Clothing giant H&M is facing accusations of child labour and factory conditions that are unsafe for workers.
The Swedish fashion retailer is preparing to open a store in Auckland on Saturday.
Read about the checkered history of H&M on The Wireless here
Amid the publicity surrounding the opening, the Washington-based Workers Rights Constortium said hundreds of thousands of workers making H&M garments in factories in Bangladesh were doing so in dangerous conditions.
"We're talking about severe safety hazards. For example, lack of fire doors and fire exits, lack of proper alarm systems, lack of sprinkler systems," said Workers Rights Consortium executive director Scott Nova.
"There's no question that workers' lives continue to be put at risk at many H&M factories and certainly consumers in New Zealand should be aware of that," he said.
The problem is shared by many major clothing brands, and another charity organisation rated H&M's efforts to avoid worker exploitation higher than some local brands such as Glassons, Ezibuy and Pumpkin Patch.
But H&M is the biggest buyer of clothing in Bangladesh, contracting more than 200 factories to make its clothes.
It was the first company to sign up to the Bangladesh Accord on Fire and Building Safety after the collapse of Rana Plaza killed 1129 workers in 2013. Despite not having clothes made at Rana Plaza it promised to make safety improvements to all its factories in that country.
But three years on, and a year since the deadline for making improvements expired, most of the factories used by H&M were still unsafe, Mr Nova said.
He said the company had also not followed through on a promise ensuring all its factory workers were paid a living wage, but admitted H&M was not the only retailer slow to act.
"H&M is not particularly worse than other major brands and retailers but it's also not particularly better.
"They tend to talk a better game on labour rights and human rights than some of their competitors but when it comes to actually delivering on that rhetoric we haven't seen much evidence of genuine progress," Mr Nova said.
H&M is the second largest clothing retailer in the world with 4100 stores operating globally and another 400 scheduled to open in 2016. It contracts some 1900 factories employing 1.6 million workers to produce its clothing.
Swedish investigative journalists Moa Kärnstrand and Tobias Andersson Åkerblom spent weeks talking to factory workers in Myanmar who made clothes for H&M.
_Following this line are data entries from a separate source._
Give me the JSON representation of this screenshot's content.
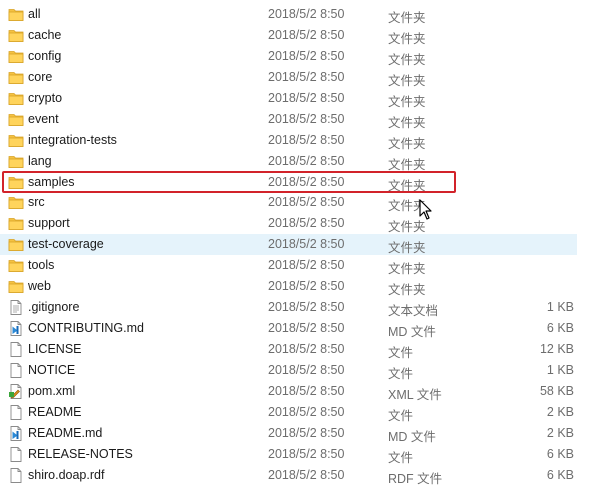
{
  "files": [
    {
      "name": "all",
      "date": "2018/5/2 8:50",
      "type": "文件夹",
      "size": "",
      "icon": "folder-icon"
    },
    {
      "name": "cache",
      "date": "2018/5/2 8:50",
      "type": "文件夹",
      "size": "",
      "icon": "folder-icon"
    },
    {
      "name": "config",
      "date": "2018/5/2 8:50",
      "type": "文件夹",
      "size": "",
      "icon": "folder-icon"
    },
    {
      "name": "core",
      "date": "2018/5/2 8:50",
      "type": "文件夹",
      "size": "",
      "icon": "folder-icon"
    },
    {
      "name": "crypto",
      "date": "2018/5/2 8:50",
      "type": "文件夹",
      "size": "",
      "icon": "folder-icon"
    },
    {
      "name": "event",
      "date": "2018/5/2 8:50",
      "type": "文件夹",
      "size": "",
      "icon": "folder-icon"
    },
    {
      "name": "integration-tests",
      "date": "2018/5/2 8:50",
      "type": "文件夹",
      "size": "",
      "icon": "folder-icon"
    },
    {
      "name": "lang",
      "date": "2018/5/2 8:50",
      "type": "文件夹",
      "size": "",
      "icon": "folder-icon"
    },
    {
      "name": "samples",
      "date": "2018/5/2 8:50",
      "type": "文件夹",
      "size": "",
      "icon": "folder-icon"
    },
    {
      "name": "src",
      "date": "2018/5/2 8:50",
      "type": "文件夹",
      "size": "",
      "icon": "folder-icon"
    },
    {
      "name": "support",
      "date": "2018/5/2 8:50",
      "type": "文件夹",
      "size": "",
      "icon": "folder-icon"
    },
    {
      "name": "test-coverage",
      "date": "2018/5/2 8:50",
      "type": "文件夹",
      "size": "",
      "icon": "folder-icon"
    },
    {
      "name": "tools",
      "date": "2018/5/2 8:50",
      "type": "文件夹",
      "size": "",
      "icon": "folder-icon"
    },
    {
      "name": "web",
      "date": "2018/5/2 8:50",
      "type": "文件夹",
      "size": "",
      "icon": "folder-icon"
    },
    {
      "name": ".gitignore",
      "date": "2018/5/2 8:50",
      "type": "文本文档",
      "size": "1 KB",
      "icon": "text-file-icon"
    },
    {
      "name": "CONTRIBUTING.md",
      "date": "2018/5/2 8:50",
      "type": "MD 文件",
      "size": "6 KB",
      "icon": "vscode-file-icon"
    },
    {
      "name": "LICENSE",
      "date": "2018/5/2 8:50",
      "type": "文件",
      "size": "12 KB",
      "icon": "blank-file-icon"
    },
    {
      "name": "NOTICE",
      "date": "2018/5/2 8:50",
      "type": "文件",
      "size": "1 KB",
      "icon": "blank-file-icon"
    },
    {
      "name": "pom.xml",
      "date": "2018/5/2 8:50",
      "type": "XML 文件",
      "size": "58 KB",
      "icon": "xml-file-icon"
    },
    {
      "name": "README",
      "date": "2018/5/2 8:50",
      "type": "文件",
      "size": "2 KB",
      "icon": "blank-file-icon"
    },
    {
      "name": "README.md",
      "date": "2018/5/2 8:50",
      "type": "MD 文件",
      "size": "2 KB",
      "icon": "vscode-file-icon"
    },
    {
      "name": "RELEASE-NOTES",
      "date": "2018/5/2 8:50",
      "type": "文件",
      "size": "6 KB",
      "icon": "blank-file-icon"
    },
    {
      "name": "shiro.doap.rdf",
      "date": "2018/5/2 8:50",
      "type": "RDF 文件",
      "size": "6 KB",
      "icon": "blank-file-icon"
    }
  ],
  "highlighted_item": "samples",
  "hovered_item": "test-coverage",
  "colors": {
    "highlight_border": "#d2232a",
    "hover_background": "#e5f3fb",
    "folder_yellow": "#f5c242"
  }
}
They found girls as young as 14 working 12-hour days in two factories outside Rangoon, in breach of Myanmar law and international labour conventions. Their findings were published in a book this month called Modeslavar, or Fashion Slaves.
"We found some girls who started working there at the age of 14 and we met many more girls who were below 18 and they worked from 7 or 8 in the morning until about 8 in the evening. In some weeks they worked from 7 in the morning until 10 in the evening."
H&M said it had since stopped using those two factories but Mr Åkerblom said child labour was likely widespread in Myanmar and the company would not say if it had checked the other factories it worked with.
H&M better than most - charity organisation
Baptist World Aid Australia, which grades fashion companies each year on the steps they take to stop the exploitation of garment workers in the factories they use, said H&M was better than most fashion houses.
Its latest report in April gave H&M a B+ grade.
Report author Jasmin Mawson said, although H&M had much to improve on, it was one of the more transparent companies. It listed all its suppliers on its website and reported annually on any abuses it found in its factories.
Local retailers often scored worse than H&M, she said.
For example Glassons got a C+, Ezibuy a C, while MacPac and Pumpkin Patch both scored Ds.
"Australian and New Zealand companies are a little bit behind on the ethical sourcing game compared to the US and Europe.
"However, we are really encouraged that all those companies are really open to working with us so we are really looking forward to seeing how they continue to step up over the coming years," Ms Mawson said.
Zara, which was part of the world's biggest fashion house Inditex, and will also be opening its first store at Auckland's Sylvia Park mall on 6 October, got an A grade from Baptist World Aid.
H&M declined to be interviewed but in June it flew a group of New Zealand fashion writers, including journalists from Fairfax and the New Zealand Herald, to its Stockholm headquarters to learn about the company ahead of its opening at Auckland's Sylvia Park mall on 1 October.
In a statement the company said it was "of utmost importance" that its products were made under good working conditions and it had taken action on the two suppliers in Myanmar that it had identified as having had problems with ID cards and overtime.
"That teenagers have working hours violating the rules is unacceptable to H&M. Any overtime must be in accordance with legislation as well as our own demands, this is particularly important when it comes to the age group 14-18.
"If a supplier doesn't live up to our standards or national legislation we - in accordance with our routines - demand that the supplier immediately establishes an action plan, which has been done also in this case. One of the measures concerning the two suppliers in question is improved recruitment routines, which has resulted in improved handling of ID-cards."
H&M said the Bangladesh Fire and Safety Accord was extremely important to the company.
"Although being behind the projected schedule, we are experiencing good progress. We are convinced of the positive impact of the work being done within the Accord and that it will reach its long-term aim: to make the textile industry in Bangladesh safer for the workers.
"The remediation delay is partly due to import delays of upgraded safety equipment as well as a shortage of technical expertise in Bangladesh needed to conduct detailed engineering assessments, planning and submissions of drawings, and installation of technical equipment. Initial timelines for remediation set up by the Accord were also too optimistic.
"These are challenges that all brand signatories are facing and they are not specific to H&M," the company said.
It added that its pledge to pay a living wage to all its factory workers was progressing.
"By 2018, all of H&M's strategic suppliers should have improved pay structures for fair living wages in place. By then, this will reach around 850,000 workers," it said.